Mehr Sicherheit bei Medikamenten: Wie Krankenhausapotheker Patienten schützen
Für viele chronisch kranke und ältere Menschen gehört die tägliche Einnahme mehrerer Arzneimittel zur Routine. Doch gerade bei einem Wechsel zwischen ambulanter Pflege, Krankenhausaufenthalt und Entlassung steigt das Risiko für Medikationsfehler und gefährliche Wechselwirkungen deutlich an.
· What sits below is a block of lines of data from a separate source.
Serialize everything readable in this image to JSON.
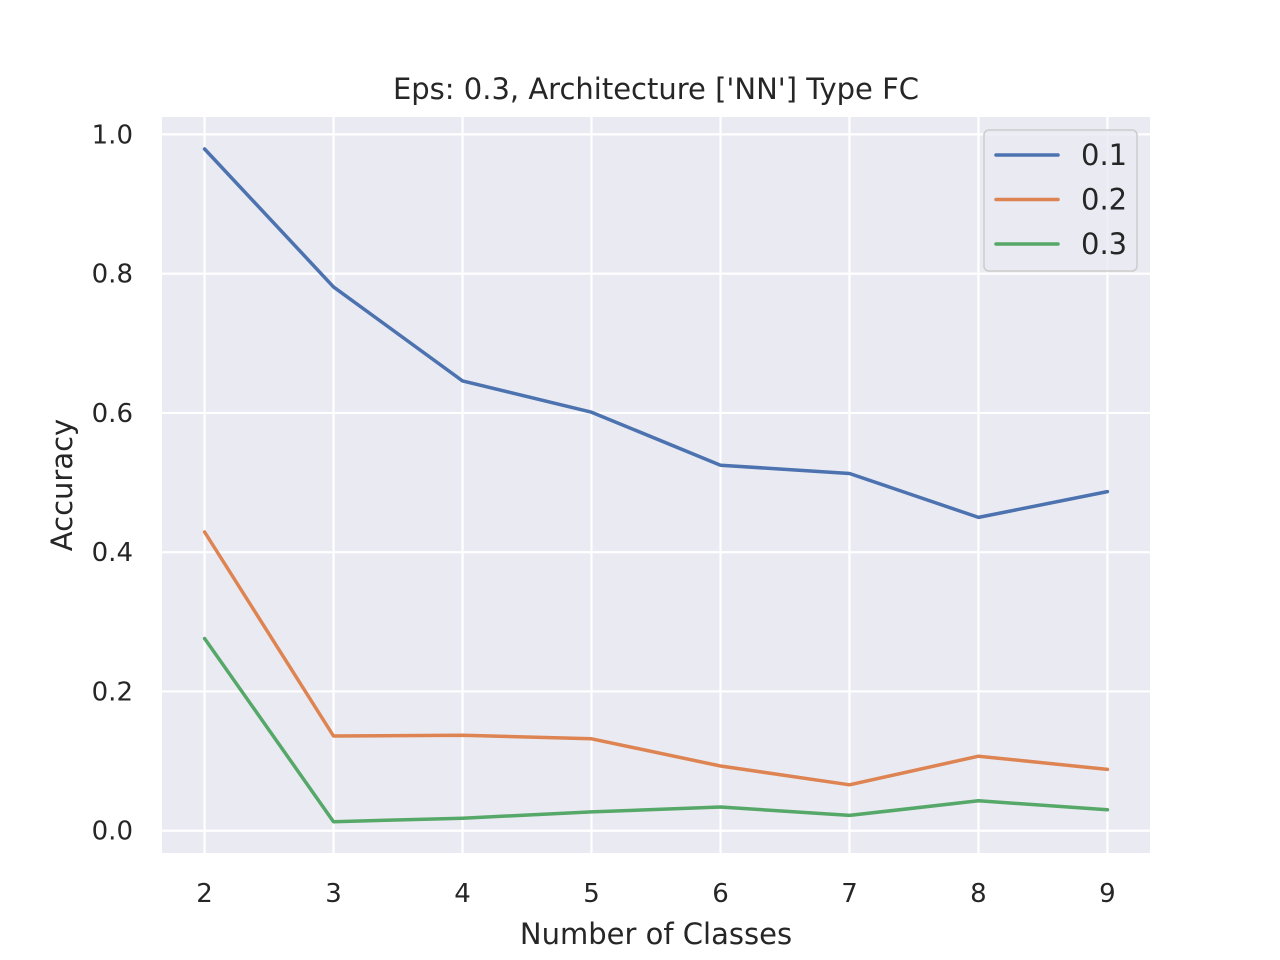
{
  "chart_data": {
    "type": "line",
    "title": "Eps: 0.3, Architecture ['NN'] Type FC",
    "xlabel": "Number of Classes",
    "ylabel": "Accuracy",
    "x": [
      2,
      3,
      4,
      5,
      6,
      7,
      8,
      9
    ],
    "xlim": [
      1.67,
      9.33
    ],
    "ylim": [
      -0.032,
      1.025
    ],
    "xticks": [
      "2",
      "3",
      "4",
      "5",
      "6",
      "7",
      "8",
      "9"
    ],
    "yticks": [
      "0.0",
      "0.2",
      "0.4",
      "0.6",
      "0.8",
      "1.0"
    ],
    "grid": true,
    "legend_position": "top-right",
    "series": [
      {
        "name": "0.1",
        "color": "#4c72b0",
        "values": [
          0.979,
          0.781,
          0.646,
          0.601,
          0.525,
          0.513,
          0.45,
          0.487
        ]
      },
      {
        "name": "0.2",
        "color": "#dd8452",
        "values": [
          0.429,
          0.136,
          0.137,
          0.132,
          0.093,
          0.066,
          0.107,
          0.088
        ]
      },
      {
        "name": "0.3",
        "color": "#55a868",
        "values": [
          0.276,
          0.013,
          0.018,
          0.027,
          0.034,
          0.022,
          0.043,
          0.03
        ]
      }
    ]
  }
}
Anlässlich des weltweiten Tags der Patientensicherheit rückt die lückenlose Überwachung der Arzneimitteltherapie in den Fokus.
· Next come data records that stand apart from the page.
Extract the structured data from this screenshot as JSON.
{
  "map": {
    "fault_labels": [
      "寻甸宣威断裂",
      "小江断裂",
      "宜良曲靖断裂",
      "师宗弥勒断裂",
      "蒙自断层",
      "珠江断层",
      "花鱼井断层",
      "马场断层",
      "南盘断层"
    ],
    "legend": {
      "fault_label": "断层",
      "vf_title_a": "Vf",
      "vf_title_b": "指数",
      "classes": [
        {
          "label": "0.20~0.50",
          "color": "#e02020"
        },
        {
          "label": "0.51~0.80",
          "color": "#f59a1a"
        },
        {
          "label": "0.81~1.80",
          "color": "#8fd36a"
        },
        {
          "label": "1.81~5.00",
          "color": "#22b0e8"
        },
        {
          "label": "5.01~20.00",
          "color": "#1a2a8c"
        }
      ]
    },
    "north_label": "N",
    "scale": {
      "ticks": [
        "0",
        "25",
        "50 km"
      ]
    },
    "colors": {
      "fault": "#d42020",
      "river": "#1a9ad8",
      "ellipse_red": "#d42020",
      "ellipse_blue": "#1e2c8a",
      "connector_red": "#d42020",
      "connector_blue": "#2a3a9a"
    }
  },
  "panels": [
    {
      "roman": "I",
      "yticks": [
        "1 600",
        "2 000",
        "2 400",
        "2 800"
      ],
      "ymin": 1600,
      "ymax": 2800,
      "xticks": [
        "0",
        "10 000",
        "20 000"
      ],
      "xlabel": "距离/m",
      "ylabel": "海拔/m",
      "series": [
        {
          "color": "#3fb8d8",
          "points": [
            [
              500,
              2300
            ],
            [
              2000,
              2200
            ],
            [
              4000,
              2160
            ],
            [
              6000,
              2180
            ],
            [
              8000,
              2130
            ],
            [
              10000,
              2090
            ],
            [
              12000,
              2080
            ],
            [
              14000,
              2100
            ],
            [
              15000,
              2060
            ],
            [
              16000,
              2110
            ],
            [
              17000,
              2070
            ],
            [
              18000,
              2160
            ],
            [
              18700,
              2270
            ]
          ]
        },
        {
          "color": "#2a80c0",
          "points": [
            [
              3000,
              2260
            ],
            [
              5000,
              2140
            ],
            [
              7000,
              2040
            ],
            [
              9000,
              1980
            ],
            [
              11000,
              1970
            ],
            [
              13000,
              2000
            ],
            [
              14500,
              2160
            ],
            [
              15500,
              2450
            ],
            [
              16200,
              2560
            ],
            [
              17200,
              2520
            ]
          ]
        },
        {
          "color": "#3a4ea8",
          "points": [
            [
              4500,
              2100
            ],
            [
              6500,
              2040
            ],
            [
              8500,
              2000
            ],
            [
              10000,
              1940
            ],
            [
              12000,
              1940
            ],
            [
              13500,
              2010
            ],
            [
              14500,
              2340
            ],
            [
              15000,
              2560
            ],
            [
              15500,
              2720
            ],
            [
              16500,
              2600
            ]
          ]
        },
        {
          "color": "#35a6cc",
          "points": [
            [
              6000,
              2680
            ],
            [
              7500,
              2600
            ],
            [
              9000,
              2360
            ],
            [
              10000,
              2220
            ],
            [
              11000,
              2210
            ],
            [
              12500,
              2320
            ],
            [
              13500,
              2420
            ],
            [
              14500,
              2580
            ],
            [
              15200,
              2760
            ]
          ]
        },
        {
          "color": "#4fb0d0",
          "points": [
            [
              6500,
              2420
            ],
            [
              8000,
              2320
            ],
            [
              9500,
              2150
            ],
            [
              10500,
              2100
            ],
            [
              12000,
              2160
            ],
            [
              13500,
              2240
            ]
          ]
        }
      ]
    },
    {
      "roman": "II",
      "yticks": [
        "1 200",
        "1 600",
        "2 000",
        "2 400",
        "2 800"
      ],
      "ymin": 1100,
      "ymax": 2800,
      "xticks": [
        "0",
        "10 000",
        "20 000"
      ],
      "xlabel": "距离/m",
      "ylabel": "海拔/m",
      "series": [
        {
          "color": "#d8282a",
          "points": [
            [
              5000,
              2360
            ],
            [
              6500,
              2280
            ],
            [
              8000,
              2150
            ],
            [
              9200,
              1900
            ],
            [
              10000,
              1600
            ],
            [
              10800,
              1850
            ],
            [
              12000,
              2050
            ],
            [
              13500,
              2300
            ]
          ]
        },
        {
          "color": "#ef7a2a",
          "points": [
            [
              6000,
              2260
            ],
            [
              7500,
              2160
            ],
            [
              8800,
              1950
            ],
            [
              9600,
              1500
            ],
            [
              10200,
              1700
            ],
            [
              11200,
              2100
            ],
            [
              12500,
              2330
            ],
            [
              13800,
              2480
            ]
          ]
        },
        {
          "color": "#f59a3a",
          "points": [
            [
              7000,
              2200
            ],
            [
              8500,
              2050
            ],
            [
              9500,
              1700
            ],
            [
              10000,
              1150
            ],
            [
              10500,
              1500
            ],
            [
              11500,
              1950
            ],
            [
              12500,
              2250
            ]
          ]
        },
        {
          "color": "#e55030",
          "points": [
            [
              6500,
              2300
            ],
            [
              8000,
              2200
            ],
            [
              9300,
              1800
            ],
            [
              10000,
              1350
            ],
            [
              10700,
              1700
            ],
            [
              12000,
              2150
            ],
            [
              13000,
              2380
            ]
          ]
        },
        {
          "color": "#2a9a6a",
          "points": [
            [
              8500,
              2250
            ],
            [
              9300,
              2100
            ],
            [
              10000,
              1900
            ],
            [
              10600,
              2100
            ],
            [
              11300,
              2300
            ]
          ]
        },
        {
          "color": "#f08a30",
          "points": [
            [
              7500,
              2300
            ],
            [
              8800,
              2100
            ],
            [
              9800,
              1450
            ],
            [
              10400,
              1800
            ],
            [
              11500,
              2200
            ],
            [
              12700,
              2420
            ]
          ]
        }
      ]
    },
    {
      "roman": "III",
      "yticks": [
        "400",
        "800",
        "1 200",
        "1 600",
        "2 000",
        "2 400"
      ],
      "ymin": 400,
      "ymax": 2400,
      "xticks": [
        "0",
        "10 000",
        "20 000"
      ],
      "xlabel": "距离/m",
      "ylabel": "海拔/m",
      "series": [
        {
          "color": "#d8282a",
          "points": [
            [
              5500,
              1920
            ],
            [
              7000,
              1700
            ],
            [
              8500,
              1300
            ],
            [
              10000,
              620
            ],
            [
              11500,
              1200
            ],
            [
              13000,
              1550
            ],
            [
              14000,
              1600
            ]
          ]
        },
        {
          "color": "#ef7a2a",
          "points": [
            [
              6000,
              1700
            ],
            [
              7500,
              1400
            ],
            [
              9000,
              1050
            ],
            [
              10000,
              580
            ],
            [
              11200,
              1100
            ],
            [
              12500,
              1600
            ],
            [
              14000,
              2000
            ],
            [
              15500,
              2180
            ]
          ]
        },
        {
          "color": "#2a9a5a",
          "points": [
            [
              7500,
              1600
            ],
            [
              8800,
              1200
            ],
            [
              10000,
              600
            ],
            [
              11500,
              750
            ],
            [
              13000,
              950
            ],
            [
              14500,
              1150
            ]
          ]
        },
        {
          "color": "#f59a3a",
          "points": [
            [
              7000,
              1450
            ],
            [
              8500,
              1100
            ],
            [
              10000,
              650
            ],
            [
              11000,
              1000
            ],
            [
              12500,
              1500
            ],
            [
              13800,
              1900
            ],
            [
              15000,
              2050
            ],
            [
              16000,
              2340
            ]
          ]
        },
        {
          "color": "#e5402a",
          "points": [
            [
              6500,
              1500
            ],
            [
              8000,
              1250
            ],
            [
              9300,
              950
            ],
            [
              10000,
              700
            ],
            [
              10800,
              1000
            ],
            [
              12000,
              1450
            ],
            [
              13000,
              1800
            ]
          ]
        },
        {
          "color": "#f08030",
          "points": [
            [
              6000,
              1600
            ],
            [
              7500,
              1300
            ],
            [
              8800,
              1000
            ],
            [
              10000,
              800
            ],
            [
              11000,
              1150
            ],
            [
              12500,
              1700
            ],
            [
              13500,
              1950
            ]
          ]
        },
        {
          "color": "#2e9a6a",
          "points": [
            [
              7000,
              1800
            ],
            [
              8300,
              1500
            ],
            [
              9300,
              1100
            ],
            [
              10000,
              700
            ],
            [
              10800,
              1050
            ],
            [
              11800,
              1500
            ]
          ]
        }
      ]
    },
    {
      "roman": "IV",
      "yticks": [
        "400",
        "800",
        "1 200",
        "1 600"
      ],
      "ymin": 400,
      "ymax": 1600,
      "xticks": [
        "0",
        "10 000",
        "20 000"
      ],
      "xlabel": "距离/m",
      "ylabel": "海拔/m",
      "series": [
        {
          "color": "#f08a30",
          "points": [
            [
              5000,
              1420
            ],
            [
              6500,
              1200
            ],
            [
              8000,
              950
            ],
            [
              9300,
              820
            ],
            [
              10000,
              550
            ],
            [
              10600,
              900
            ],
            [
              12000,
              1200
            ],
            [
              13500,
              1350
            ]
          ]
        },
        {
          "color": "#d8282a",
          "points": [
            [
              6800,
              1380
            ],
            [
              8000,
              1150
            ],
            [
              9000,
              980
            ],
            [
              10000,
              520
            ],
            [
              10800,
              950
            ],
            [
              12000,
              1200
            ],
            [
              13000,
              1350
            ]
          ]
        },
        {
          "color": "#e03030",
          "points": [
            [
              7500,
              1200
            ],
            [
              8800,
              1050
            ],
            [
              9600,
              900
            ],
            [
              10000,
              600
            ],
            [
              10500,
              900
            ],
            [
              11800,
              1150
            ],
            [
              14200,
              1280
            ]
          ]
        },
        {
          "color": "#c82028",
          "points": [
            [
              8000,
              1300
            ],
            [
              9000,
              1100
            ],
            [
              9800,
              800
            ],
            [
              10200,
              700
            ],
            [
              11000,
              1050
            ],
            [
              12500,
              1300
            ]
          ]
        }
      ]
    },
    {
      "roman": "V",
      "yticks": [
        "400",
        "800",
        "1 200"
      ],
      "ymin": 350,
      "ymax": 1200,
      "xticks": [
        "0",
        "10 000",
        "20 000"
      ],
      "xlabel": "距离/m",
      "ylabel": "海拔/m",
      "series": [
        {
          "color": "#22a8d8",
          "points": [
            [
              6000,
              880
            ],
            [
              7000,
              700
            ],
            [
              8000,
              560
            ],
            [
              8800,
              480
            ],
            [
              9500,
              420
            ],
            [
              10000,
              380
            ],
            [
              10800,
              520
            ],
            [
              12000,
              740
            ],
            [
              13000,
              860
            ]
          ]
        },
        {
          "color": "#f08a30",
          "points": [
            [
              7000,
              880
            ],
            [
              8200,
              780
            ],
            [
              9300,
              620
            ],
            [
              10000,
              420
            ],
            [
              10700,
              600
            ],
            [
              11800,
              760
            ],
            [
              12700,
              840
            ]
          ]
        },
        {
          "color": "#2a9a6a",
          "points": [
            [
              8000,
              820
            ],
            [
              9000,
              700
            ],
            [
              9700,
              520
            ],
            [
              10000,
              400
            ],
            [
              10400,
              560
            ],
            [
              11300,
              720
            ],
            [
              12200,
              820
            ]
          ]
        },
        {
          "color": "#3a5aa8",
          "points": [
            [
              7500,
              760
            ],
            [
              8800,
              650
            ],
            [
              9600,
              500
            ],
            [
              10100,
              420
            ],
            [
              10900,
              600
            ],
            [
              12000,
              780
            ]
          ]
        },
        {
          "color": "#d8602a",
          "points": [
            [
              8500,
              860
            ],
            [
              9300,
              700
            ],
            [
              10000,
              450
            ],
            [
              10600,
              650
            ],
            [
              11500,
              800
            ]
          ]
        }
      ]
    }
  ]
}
Schnittstellen als kritisches Nadelöhr
Werden Patienten stationär in eine Klinik aufgenommen, müssen Ärzte und Pflegekräfte exakt wissen, welche Präparate, Dosierungen und Nahrungsergänzungsmittel zu Hause eingenommen wurden. Häufig fehlen jedoch vollständige Medikationspläne oder Änderungen während des Aufenthalts werden nach der Entlassung nicht nahtlos an den Hausarzt und Pflegedienst weitergegeben.
Experten für Klinische Pharmazie betonen, dass ein strukturierter Abgleich aller Medikamente bereits in der Notaufnahme und bei der regulären Aufnahme zwingend erforderlich ist. Nur so lassen sich Doppelverordnungen, unbeabsichtigte Abbrüche lebenswichtiger Therapien oder schwere Unverträglichkeiten zuverlässig vermeiden.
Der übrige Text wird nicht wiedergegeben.